Answer:
Although many of his movie roles and the persona he created for himself seemed to represent traditional values, Reagan’s rise to the presidency was an unusual transition from pop cultural significance to political success. Born and raised in the Midwest, he moved to California in 1937 to become a Hollywood actor. He also became a reserve officer in the U.S. Army that same year, but when the country entered World War II, he was excluded from active duty overseas because of poor eyesight and spent the war in the army’s First Motion Picture Unit. After the war, he resumed his film career; rose to leadership in the Screen Actors Guild, a Hollywood union; and became a spokesman for General Electric and the host of a television series that the company sponsored. As a young man, he identified politically as a liberal Democrat, but his distaste for communism, along with the influence of the social conservative values of his second wife, actress Nancy Davis, edged him closer to conservative Republicanism. By 1962, he had formally switched political parties, and in 1964, he actively campaigned for the Republican presidential nominee Barry Goldwater.

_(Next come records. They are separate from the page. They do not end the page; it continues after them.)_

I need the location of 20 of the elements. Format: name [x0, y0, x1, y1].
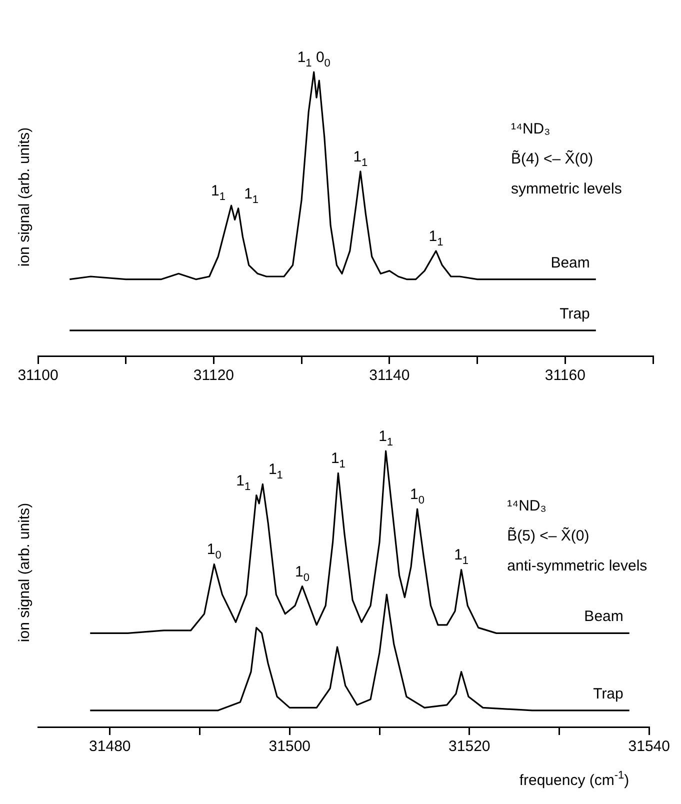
- series-label: Beam: [584, 608, 624, 626]
- annotation: B̃(5) <– X̃(0): [507, 527, 590, 545]
- y-axis-title: ion signal (arb. units): [16, 127, 34, 267]
- x-tick-label: 31100: [18, 367, 58, 384]
- series-label: Trap: [560, 305, 590, 322]
- annotation: ¹⁴ND₃: [511, 120, 550, 138]
- x-tick-label: 31120: [193, 367, 234, 384]
- x-tick-label: 31160: [544, 367, 586, 384]
- annotation: anti-symmetric levels: [507, 558, 648, 575]
- annotation: ¹⁴ND₃: [507, 498, 546, 515]
- x-tick-label: 31540: [628, 738, 670, 756]
- series-label: Beam: [550, 254, 590, 272]
- x-tick-label: 31500: [268, 738, 311, 756]
- x-tick-label: 31480: [89, 738, 131, 756]
- annotation: B̃(4) <– X̃(0): [511, 150, 594, 168]
- y-axis-title: ion signal (arb. units): [16, 502, 34, 642]
- annotation: symmetric levels: [511, 180, 622, 198]
- x-tick-label: 31140: [369, 367, 410, 384]
- series-label: Trap: [593, 685, 624, 702]
- x-tick-label: 31520: [448, 738, 490, 756]
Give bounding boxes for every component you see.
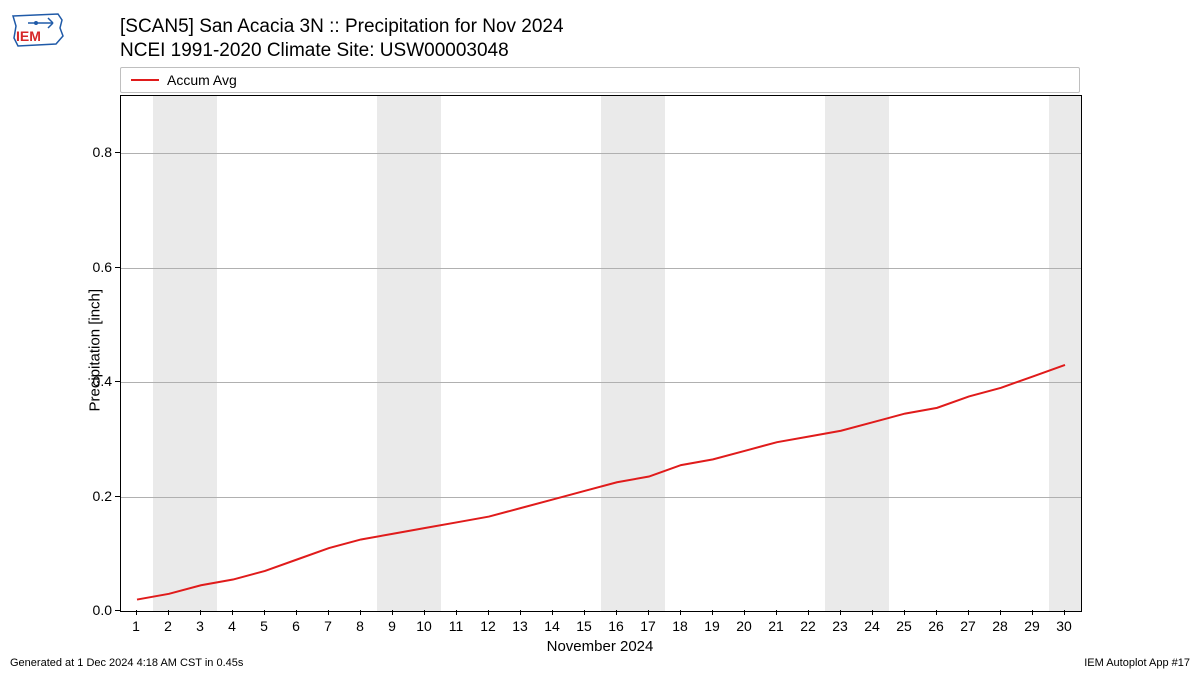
- xtick-mark: [712, 610, 713, 615]
- xtick-mark: [1000, 610, 1001, 615]
- legend-label: Accum Avg: [167, 72, 237, 88]
- xtick-mark: [168, 610, 169, 615]
- xtick-label: 1: [132, 618, 140, 634]
- footer-generated: Generated at 1 Dec 2024 4:18 AM CST in 0…: [10, 657, 243, 669]
- xtick-label: 16: [608, 618, 624, 634]
- xtick-mark: [904, 610, 905, 615]
- ytick-label: 0.4: [82, 373, 112, 389]
- svg-text:IEM: IEM: [16, 28, 41, 44]
- xtick-label: 18: [672, 618, 688, 634]
- xtick-label: 29: [1024, 618, 1040, 634]
- xtick-label: 3: [196, 618, 204, 634]
- ytick-label: 0.2: [82, 488, 112, 504]
- xtick-mark: [808, 610, 809, 615]
- xtick-mark: [424, 610, 425, 615]
- xtick-mark: [520, 610, 521, 615]
- xtick-mark: [360, 610, 361, 615]
- xtick-label: 2: [164, 618, 172, 634]
- ytick-mark: [115, 381, 120, 382]
- xtick-label: 30: [1056, 618, 1072, 634]
- ytick-label: 0.8: [82, 144, 112, 160]
- y-axis-label: Precipitation [inch]: [87, 291, 104, 411]
- xtick-mark: [200, 610, 201, 615]
- chart-title-1: [SCAN5] San Acacia 3N :: Precipitation f…: [120, 15, 564, 39]
- xtick-mark: [872, 610, 873, 615]
- chart-title-2: NCEI 1991-2020 Climate Site: USW00003048: [120, 39, 564, 63]
- xtick-mark: [328, 610, 329, 615]
- chart-titles: [SCAN5] San Acacia 3N :: Precipitation f…: [120, 15, 564, 63]
- xtick-mark: [296, 610, 297, 615]
- xtick-label: 14: [544, 618, 560, 634]
- xtick-mark: [1064, 610, 1065, 615]
- footer-app: IEM Autoplot App #17: [1084, 657, 1190, 669]
- xtick-label: 28: [992, 618, 1008, 634]
- xtick-mark: [840, 610, 841, 615]
- xtick-label: 7: [324, 618, 332, 634]
- xtick-mark: [232, 610, 233, 615]
- ytick-mark: [115, 610, 120, 611]
- xtick-mark: [552, 610, 553, 615]
- xtick-label: 6: [292, 618, 300, 634]
- xtick-mark: [136, 610, 137, 615]
- xtick-label: 24: [864, 618, 880, 634]
- xtick-mark: [264, 610, 265, 615]
- xtick-label: 17: [640, 618, 656, 634]
- xtick-mark: [776, 610, 777, 615]
- xtick-mark: [680, 610, 681, 615]
- xtick-label: 25: [896, 618, 912, 634]
- ytick-mark: [115, 267, 120, 268]
- ytick-label: 0.6: [82, 259, 112, 275]
- xtick-label: 20: [736, 618, 752, 634]
- xtick-mark: [616, 610, 617, 615]
- xtick-label: 5: [260, 618, 268, 634]
- xtick-label: 26: [928, 618, 944, 634]
- x-axis-label: November 2024: [547, 638, 654, 655]
- xtick-label: 13: [512, 618, 528, 634]
- xtick-mark: [744, 610, 745, 615]
- chart-legend: Accum Avg: [120, 67, 1080, 93]
- ytick-mark: [115, 496, 120, 497]
- xtick-label: 9: [388, 618, 396, 634]
- xtick-mark: [648, 610, 649, 615]
- xtick-label: 27: [960, 618, 976, 634]
- series-line: [121, 96, 1081, 611]
- xtick-mark: [936, 610, 937, 615]
- xtick-label: 19: [704, 618, 720, 634]
- xtick-label: 23: [832, 618, 848, 634]
- ytick-mark: [115, 152, 120, 153]
- xtick-label: 4: [228, 618, 236, 634]
- xtick-label: 10: [416, 618, 432, 634]
- xtick-mark: [392, 610, 393, 615]
- xtick-mark: [584, 610, 585, 615]
- legend-swatch: [131, 79, 159, 81]
- xtick-mark: [488, 610, 489, 615]
- xtick-label: 15: [576, 618, 592, 634]
- xtick-mark: [1032, 610, 1033, 615]
- xtick-label: 21: [768, 618, 784, 634]
- xtick-label: 11: [449, 618, 464, 634]
- chart-plot-area: [120, 95, 1082, 612]
- iem-logo: IEM: [8, 8, 68, 53]
- xtick-label: 8: [356, 618, 364, 634]
- xtick-label: 12: [480, 618, 496, 634]
- xtick-mark: [968, 610, 969, 615]
- ytick-label: 0.0: [82, 602, 112, 618]
- xtick-label: 22: [800, 618, 816, 634]
- xtick-mark: [456, 610, 457, 615]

Reagan launched his own political career in 1966 when he successfully ran for governor of California. His opponent was the incumbent Pat Brown, a liberal Democrat who had already served two terms. Reagan, quite undeservedly, blamed Brown for race riots in California and student protests at the University of California at Berkeley. He criticized the Democratic incumbent’s increases in taxes and state government, and denounced “big government” and the inequities of taxation in favor of free enterprise. As governor, however, he quickly learned that federal and state laws prohibited the elimination of certain programs and that many programs benefited his constituents. He ended up approving the largest budget in the state’s history and approved tax increases on a number of occasions. The contrast between Reagan’s rhetoric and practice made up his political skill: capturing the public mood and catering to it, but compromising when necessary.